Although many mothers use the bottle during breastfeeding because they have no other choice, it can cause confusion for the baby when to suck the bottle and the nipple.
These cases usually occur in newborns who are separated from their mothers at a crucial time.
It can also occur in babies who are artificially fed when their mother is not at home. This syndrome can lead to what is known as a “breastfeeding strike”.
This “strike” affects the mother’s milk production and can cause mastitis. And, in cases where it is not treated in time, this implies the end of breastfeeding.
How to reverse nipple confusion in newborns?
One of the ways to prevent the onset of nipple confusion is to avoid giving the baby pacifiers and bottles. At least for the first six weeks of life, try, if possible, not to use them.
For the first few times, it is best to feed the baby before giving him the breast. If the baby is too hungry, he will undoubtedly risk refusing the feed and he will remain in front of the breast crying. Which will be quite frustrating for the mother.
Now you have to encourage your baby to latch on. For this, the mother can place a few drops of breast milk on the baby’s lips or use a breast pump which will be used to avoid the milk ejection reflex so that the milk arrives effortlessly in the child’s mouth.
Offer your child the breast as soon as possible in a calm environment. After each feeding, use a breast pump to stimulate your lactation.
Don’t be afraid to carry your child in a sling, to skin to skin with him, in short, to create a real closeness with your newborn, because all this can only promote breastfeeding.
Other things you can do to help your newborn baby with nipple confusion
If you are having problems with your baby’s attachment and feel that there may be some nipple confusion, lots of skin-to-skin contacts can help.
You can try breastfeeding your baby before they are overly hungry and offer the breast frequently.
Make sure that you are expressing for your own comfort and to keep your milk supply up.
You can also try hand expressing just before offering your breast to your baby as this can help bring on a let-down.
Seek help from a family health nurse or lactation consultant that can support you through this.
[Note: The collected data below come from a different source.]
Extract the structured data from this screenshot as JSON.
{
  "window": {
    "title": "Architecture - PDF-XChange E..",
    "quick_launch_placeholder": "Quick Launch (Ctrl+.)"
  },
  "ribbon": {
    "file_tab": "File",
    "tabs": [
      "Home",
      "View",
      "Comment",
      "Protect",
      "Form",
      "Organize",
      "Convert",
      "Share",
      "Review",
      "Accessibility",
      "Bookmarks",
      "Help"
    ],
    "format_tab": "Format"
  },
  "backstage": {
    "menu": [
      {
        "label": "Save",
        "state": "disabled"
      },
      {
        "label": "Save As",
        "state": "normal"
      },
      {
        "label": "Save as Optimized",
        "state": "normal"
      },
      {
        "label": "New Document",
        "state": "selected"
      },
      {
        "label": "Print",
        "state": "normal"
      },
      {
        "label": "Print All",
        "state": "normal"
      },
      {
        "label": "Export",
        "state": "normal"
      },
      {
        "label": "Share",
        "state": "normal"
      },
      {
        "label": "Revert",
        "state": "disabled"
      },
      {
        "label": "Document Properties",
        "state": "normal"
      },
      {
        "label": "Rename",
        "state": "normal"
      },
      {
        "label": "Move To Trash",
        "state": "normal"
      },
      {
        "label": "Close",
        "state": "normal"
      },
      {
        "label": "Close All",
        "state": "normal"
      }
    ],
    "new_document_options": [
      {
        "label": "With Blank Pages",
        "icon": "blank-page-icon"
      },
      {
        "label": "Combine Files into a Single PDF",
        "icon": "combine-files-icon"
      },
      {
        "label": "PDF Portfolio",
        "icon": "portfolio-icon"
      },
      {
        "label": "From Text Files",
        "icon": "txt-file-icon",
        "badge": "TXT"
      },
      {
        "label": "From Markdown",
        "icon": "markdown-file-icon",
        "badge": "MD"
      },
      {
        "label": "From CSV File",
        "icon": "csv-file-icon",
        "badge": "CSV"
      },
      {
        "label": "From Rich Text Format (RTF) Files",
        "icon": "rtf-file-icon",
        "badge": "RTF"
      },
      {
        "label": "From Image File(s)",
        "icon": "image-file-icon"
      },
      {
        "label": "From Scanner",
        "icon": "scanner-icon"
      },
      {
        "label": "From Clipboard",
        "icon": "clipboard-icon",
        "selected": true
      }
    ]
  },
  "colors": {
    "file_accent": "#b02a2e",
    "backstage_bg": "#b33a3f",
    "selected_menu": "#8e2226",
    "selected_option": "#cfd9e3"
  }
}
Breastfeeding is a learned skill, it takes time and patience. Go easy on yourself and focus on the wonderful bond you have with your baby, this will help the both of you.
Nipple confusion in newborns tends to occur when a baby is bottle-fed during the first few weeks of life. Indeed, the suction exerted by the baby on the breast and on the bottle is totally different and this is where the problem appears.
When the baby takes the breast, he works his tongue and his jaws requiring a real effort to get the milk out; unlike the bottle simply placed in his mouth, the milk flows without any effort on his part. It is his different modes of sucking that disturb the child.
This problem is not encountered only in the case of bottle feeding, but also when the mother gives a pacifier to the baby during his first weeks of life and when using nipple shields. Here too, the baby may develop nipple confusion.